Karena pengaruh spiritual akhirnya Ratnakara menyesal merampok Rsi Narada. Singkat cerita akhirnya Ratnakara menjadi murid dan diberi bimbingan spiritual oleh Rsi Narada. Ratnakara pun melakukan partapaan untuk menaklukan sitat-sifat buruknya. Karena  ketulusannya Ratnakara berhasil menjalankan tapa dan mampu menaklukan sifat- sifat buruknya. Karena lama bertapa tubuh Ratnakara pun dipenuhi semut sampai tubuhnya tidak kelihatan. Setelah beberapa tahun Rsi Narada datang untuk melihat muridnya yang sedang bertapa, dengan perasaan bangga Rsi Narada melihat bahwa Ratnakara berhasil melewati tapanya.

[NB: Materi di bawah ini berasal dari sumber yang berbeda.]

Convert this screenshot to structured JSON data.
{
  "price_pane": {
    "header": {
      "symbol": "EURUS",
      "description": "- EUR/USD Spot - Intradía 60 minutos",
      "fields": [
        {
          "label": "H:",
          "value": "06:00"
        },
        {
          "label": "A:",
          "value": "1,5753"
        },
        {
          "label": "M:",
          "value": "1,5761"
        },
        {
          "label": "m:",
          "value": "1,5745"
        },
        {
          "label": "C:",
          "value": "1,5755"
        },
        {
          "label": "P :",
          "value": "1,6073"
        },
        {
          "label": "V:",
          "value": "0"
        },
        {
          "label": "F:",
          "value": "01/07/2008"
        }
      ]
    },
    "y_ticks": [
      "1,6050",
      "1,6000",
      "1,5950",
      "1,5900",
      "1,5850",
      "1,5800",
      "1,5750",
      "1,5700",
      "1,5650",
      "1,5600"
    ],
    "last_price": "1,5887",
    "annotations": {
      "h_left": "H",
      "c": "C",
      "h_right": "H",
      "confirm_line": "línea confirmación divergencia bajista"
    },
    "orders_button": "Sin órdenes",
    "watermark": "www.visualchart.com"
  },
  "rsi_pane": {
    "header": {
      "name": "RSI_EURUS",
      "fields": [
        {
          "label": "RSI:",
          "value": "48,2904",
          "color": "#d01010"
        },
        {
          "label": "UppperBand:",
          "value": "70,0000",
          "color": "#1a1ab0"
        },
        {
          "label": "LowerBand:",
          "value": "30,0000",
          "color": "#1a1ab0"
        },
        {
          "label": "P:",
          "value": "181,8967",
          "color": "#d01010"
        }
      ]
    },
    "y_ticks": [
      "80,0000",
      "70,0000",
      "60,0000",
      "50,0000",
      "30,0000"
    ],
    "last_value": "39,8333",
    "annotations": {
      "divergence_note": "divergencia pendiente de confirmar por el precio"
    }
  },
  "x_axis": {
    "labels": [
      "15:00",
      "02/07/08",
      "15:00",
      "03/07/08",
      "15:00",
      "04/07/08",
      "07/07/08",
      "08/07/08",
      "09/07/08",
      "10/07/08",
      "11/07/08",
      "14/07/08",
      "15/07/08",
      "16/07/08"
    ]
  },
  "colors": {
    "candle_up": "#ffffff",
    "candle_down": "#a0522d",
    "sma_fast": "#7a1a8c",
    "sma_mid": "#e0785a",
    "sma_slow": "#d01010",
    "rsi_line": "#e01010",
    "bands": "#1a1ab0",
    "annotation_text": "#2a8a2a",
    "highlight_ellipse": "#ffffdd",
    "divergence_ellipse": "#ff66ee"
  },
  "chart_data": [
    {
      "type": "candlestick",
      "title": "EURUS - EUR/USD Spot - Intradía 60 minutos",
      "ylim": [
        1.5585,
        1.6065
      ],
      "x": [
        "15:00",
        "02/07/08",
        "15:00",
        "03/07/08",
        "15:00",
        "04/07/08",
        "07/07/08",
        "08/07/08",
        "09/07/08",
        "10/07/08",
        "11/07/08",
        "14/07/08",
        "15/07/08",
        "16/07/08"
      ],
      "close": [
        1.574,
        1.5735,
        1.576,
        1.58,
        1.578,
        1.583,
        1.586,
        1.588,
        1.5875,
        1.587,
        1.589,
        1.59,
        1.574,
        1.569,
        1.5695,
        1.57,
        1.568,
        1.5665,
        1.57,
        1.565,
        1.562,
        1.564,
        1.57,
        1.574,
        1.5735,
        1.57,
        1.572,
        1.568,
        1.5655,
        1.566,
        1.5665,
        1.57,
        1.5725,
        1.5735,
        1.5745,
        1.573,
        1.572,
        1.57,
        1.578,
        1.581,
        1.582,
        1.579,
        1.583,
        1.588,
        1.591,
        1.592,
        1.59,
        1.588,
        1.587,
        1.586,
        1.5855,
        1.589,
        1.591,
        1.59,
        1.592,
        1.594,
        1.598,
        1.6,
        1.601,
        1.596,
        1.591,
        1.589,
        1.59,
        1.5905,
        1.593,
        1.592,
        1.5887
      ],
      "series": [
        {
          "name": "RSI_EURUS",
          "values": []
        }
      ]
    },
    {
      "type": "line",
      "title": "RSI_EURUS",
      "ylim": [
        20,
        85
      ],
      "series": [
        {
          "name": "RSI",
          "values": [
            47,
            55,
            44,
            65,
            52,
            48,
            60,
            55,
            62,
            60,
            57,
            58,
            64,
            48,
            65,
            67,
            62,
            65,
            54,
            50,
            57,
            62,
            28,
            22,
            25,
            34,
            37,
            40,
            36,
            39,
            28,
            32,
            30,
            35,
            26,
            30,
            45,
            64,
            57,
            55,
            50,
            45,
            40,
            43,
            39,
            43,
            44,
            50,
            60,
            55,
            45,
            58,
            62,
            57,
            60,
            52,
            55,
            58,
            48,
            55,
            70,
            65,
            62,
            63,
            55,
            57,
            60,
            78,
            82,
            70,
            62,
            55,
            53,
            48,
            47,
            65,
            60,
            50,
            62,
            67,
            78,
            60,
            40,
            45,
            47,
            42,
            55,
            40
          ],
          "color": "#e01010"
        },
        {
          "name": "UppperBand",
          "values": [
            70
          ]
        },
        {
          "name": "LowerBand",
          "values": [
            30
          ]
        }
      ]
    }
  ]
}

Rsi Narada membanguni Ratnakara dari tapanya dan dilantik menjadi orang suci sebagai Rsi. Ratnakara pun di diksa dan menjadi Rsi yang diberi gelar Rsi Walmiki. Walmiki berasal dari kata Walmika yang memiliki arti rumah semut. Gelar ini diberikan karena Ratnakara berhasil melakukan tapa di atas rumah semut. Rsi Walmiki diberikan tugas menulis kitab Ramayana yang sekarang terkenal dengan Ramayana Walmiki”.

Dari cerita diatas digambarkan bahwa seorang perampok pun bisa mencapai pelepasan asalkan ada keinginan yang tulus. Dalam masyarakat Ajaran Niti Sastra sangatlah baik untuk diajarkan karena sebagai ajaran berisi tentang moralitas dan tuntunan berprilaku.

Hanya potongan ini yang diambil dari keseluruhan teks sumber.